A moving coil galvanometer, having a resistance G, produces full scale deflection when a current I$$_G$$ flows through it. This galvanometer can be converted into (i) an ammeter of range 0 to I$$_0$$ (I$$_0$$ > I$$_g$$) by connecting a shunt resistance R$$_A$$ to it and (ii) into a voltmeter of range 0 to V (V = GI$$_0$$) by connecting a series resistance R$$_V$$ to it. Then,

We begin with a moving-coil galvanometer of resistance $$G$$. Whenever a current $$I_G$$ passes through it, the pointer shows full-scale deflection.

First we convert this galvanometer into an ammeter of range $$0$$ to $$I_0$$, where $$I_0 > I_G$$. For that purpose we connect a shunt resistance $$R_A$$ in parallel with the galvanometer.

In the parallel arrangement the potential difference across the galvanometer equals the potential difference across the shunt. Thus

$$I_G\,G \;=\;(I_0 - I_G)\,R_A\;.$$

Now we solve for $$R_A$$ algebraically. Dividing both sides by $$(I_0 - I_G)$$ and then by $$1$$ (to keep the steps explicit) we get

$$R_A \;=\;\frac{I_G\,G}{I_0 - I_G}\;.$$

Next, we convert the same galvanometer into a voltmeter capable of measuring from $$0$$ to a voltage $$V$$. The question already tells us that this voltage is related to the ammeter range by $$V = G I_0$$. To obtain such a voltmeter we place a series resistance $$R_V$$ with the galvanometer.

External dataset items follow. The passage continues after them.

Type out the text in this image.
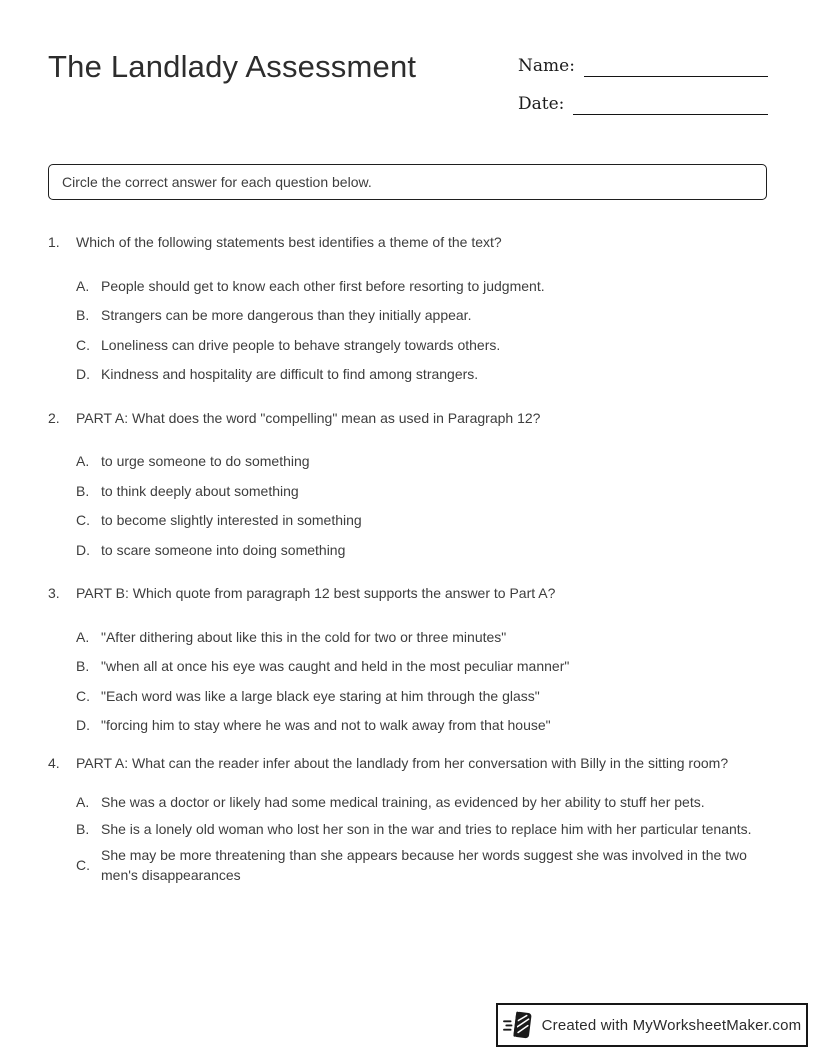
The Landlady Assessment	Name:
Date:
Circle the correct answer for each question below.
1.	Which of the following statements best identifies a theme of the text?
A. People should get to know each other first before resorting to judgment.
B. Strangers can be more dangerous than they initially appear.
C. Loneliness can drive people to behave strangely towards others.
D. Kindness and hospitality are difficult to find among strangers.
2.	PART A: What does the word "compelling" mean as used in Paragraph 12?
A. to urge someone to do something
B. to think deeply about something
C. to become slightly interested in something
D. to scare someone into doing something
3.	PART B: Which quote from paragraph 12 best supports the answer to Part A?
A. "After dithering about like this in the cold for two or three minutes"
B. "when all at once his eye was caught and held in the most peculiar manner"
C. "Each word was like a large black eye staring at him through the glass"
D. "forcing him to stay where he was and not to walk away from that house"
4.	PART A: What can the reader infer about the landlady from her conversation with Billy in the sitting room?
A. She was a doctor or likely had some medical training, as evidenced by her ability to stuff her pets.
B. She is a lonely old woman who lost her son in the war and tries to replace him with her particular tenants.
C.
She may be more threatening than she appears because her words suggest she was involved in the two men's disappearances
Created with MyWorksheetMaker.com
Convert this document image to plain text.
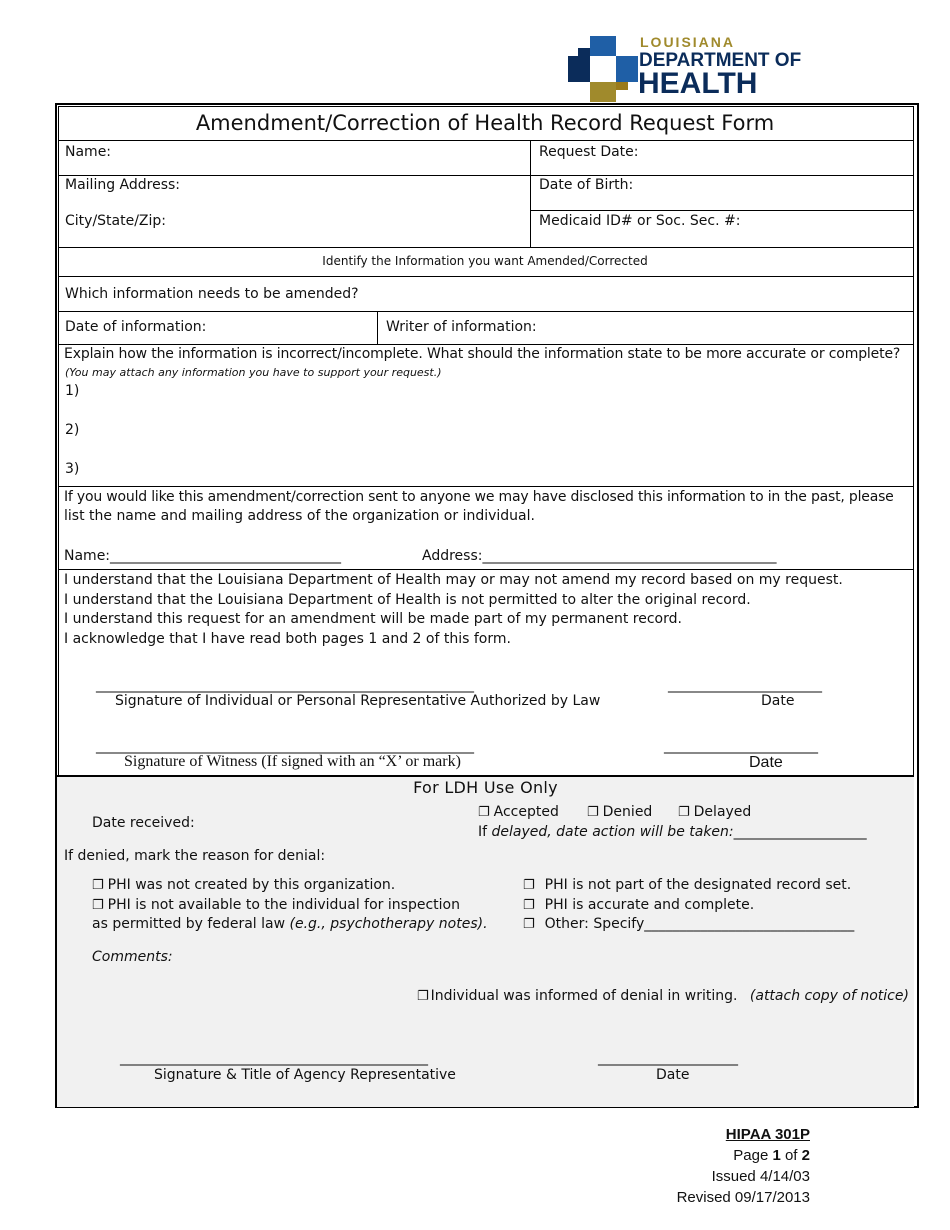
LOUISIANA
DEPARTMENT OF
HEALTH
Amendment/Correction of Health Record Request Form
Name:	Request Date:
Mailing Address:	Date of Birth:
City/State/Zip:	Medicaid ID# or Soc. Sec. #:
Identify the Information you want Amended/Corrected
Which information needs to be amended?
Date of information:	Writer of information:
Explain how the information is incorrect/incomplete. What should the information state to be more accurate or complete?
(You may attach any information you have to support your request.)
1)
2)
3)
If you would like this amendment/correction sent to anyone we may have disclosed this information to in the past, please
list the name and mailing address of the organization or individual.
Name:_________________________________	Address:__________________________________________
I understand that the Louisiana Department of Health may or may not amend my record based on my request.
I understand that the Louisiana Department of Health is not permitted to alter the original record.
I understand this request for an amendment will be made part of my permanent record.
I acknowledge that I have read both pages 1 and 2 of this form.
______________________________________________________	______________________
Signature of Individual or Personal Representative Authorized by Law	Date
______________________________________________________	______________________
Signature of Witness (If signed with an “X’ or mark)	Date
For LDH Use Only
Date received:
❐ Accepted ❐ Denied ❐ Delayed
If delayed, date action will be taken:___________________
If denied, mark the reason for denial:
❐ PHI was not created by this organization.
❐ PHI is not available to the individual for inspection
as permitted by federal law (e.g., psychotherapy notes).
❐ PHI is not part of the designated record set.
❐ PHI is accurate and complete.
❐ Other: Specify______________________________
Comments:
❐ Individual was informed of denial in writing. (attach copy of notice)
____________________________________________	____________________
Signature & Title of Agency Representative	Date
HIPAA 301P
Page 1 of 2
Issued 4/14/03
Revised 09/17/2013
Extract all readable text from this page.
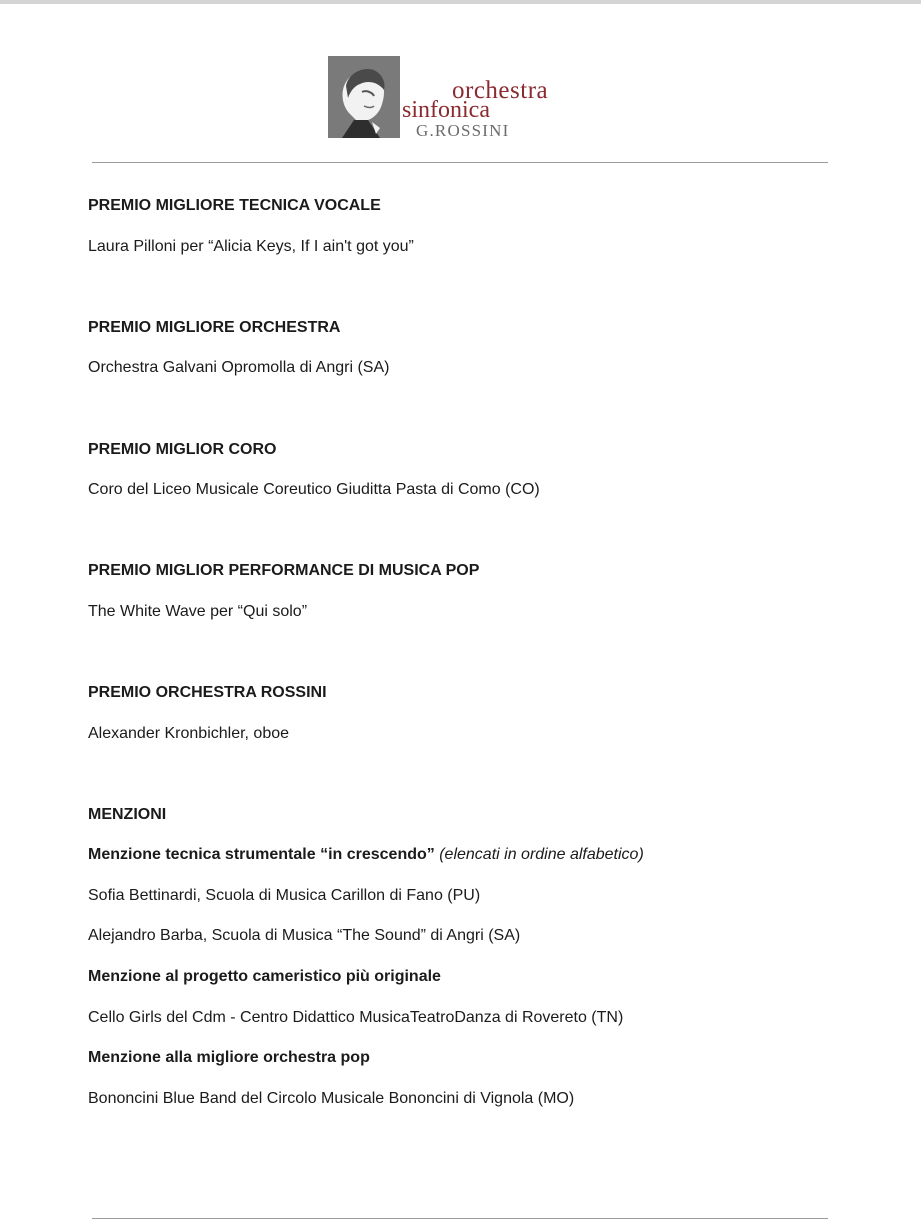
orchestra
sinfonica
G.ROSSINI
PREMIO MIGLIORE TECNICA VOCALE
Laura Pilloni per “Alicia Keys, If I ain't got you”
PREMIO MIGLIORE ORCHESTRA
Orchestra Galvani Opromolla di Angri (SA)
PREMIO MIGLIOR CORO
Coro del Liceo Musicale Coreutico Giuditta Pasta di Como (CO)
PREMIO MIGLIOR PERFORMANCE DI MUSICA POP
The White Wave per “Qui solo”
PREMIO ORCHESTRA ROSSINI
Alexander Kronbichler, oboe
MENZIONI
Menzione tecnica strumentale “in crescendo” (elencati in ordine alfabetico)
Sofia Bettinardi, Scuola di Musica Carillon di Fano (PU)
Alejandro Barba, Scuola di Musica “The Sound” di Angri (SA)
Menzione al progetto cameristico più originale
Cello Girls del Cdm - Centro Didattico MusicaTeatroDanza di Rovereto (TN)
Menzione alla migliore orchestra pop
Bononcini Blue Band del Circolo Musicale Bononcini di Vignola (MO)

The current through the voltmeter at full scale must still be $$I_G$$ (any larger current would damage the movement). Hence Ohm’s law for the whole series combination gives

$$V \;=\; I_G\,(G + R_V)\;.$$

We substitute the given value $$V = G I_0$$ and obtain

$$G I_0 \;=\; I_G\,(G + R_V)\;.$$

Now we solve explicitly for $$R_V$$. First divide both sides by $$I_G$$:

$$\frac{G I_0}{I_G} \;=\; G + R_V\;.$$

Next subtract $$G$$ from both sides:

$$R_V \;=\; \frac{G I_0}{I_G} - G\;.$$

Taking $$G$$ common in the right‐hand expression gives

$$R_V \;=\; G\!\left(\frac{I_0}{I_G} - 1\right)\;=\; G\,\frac{I_0 - I_G}{I_G}\;.$$

We now have explicit expressions for both resistances:

$$R_A = \frac{I_G\,G}{\,I_0 - I_G\,}, \qquad R_V = G\,\frac{I_0 - I_G}{I_G}\;.$$

To see what products and ratios these expressions give, we first multiply the two:

$$R_A\,R_V \;=\; \frac{I_G\,G}{I_0 - I_G} \times G\,\frac{I_0 - I_G}{I_G}\;.$$

The factors $$I_G$$ and $$I_G$$ cancel, as do the factors $$(I_0 - I_G)$$. We are left with

$$R_A\,R_V \;=\; G^2\;.$$

Next, we form the ratio $$\dfrac{R_A}{R_V}$$. Using the same explicit expressions we obtain

$$\frac{R_A}{R_V} \;=\; \frac{\displaystyle\frac{I_G\,G}{I_0 - I_G}} {\displaystyle G\,\frac{I_0 - I_G}{I_G}} \;=\; \frac{I_G\,G}{I_0 - I_G}\times\frac{I_G}{G\,(I_0 - I_G)}\;.$$

The factor $$G$$ cancels from numerator and denominator, giving

$$\frac{R_A}{R_V} \;=\; \frac{I_G^2}{(I_0 - I_G)^2}\;=\;\left(\frac{I_G}{I_0 - I_G}\right)^{\!2}\;.$$

Putting it all together, we have derived

$$R_A\,R_V = G^2,\qquad \frac{R_A}{R_V} = \left(\frac{I_G}{I_0 - I_G}\right)^2\;.$$

These match exactly the relationships stated in Option D.

Hence, the correct answer is Option D.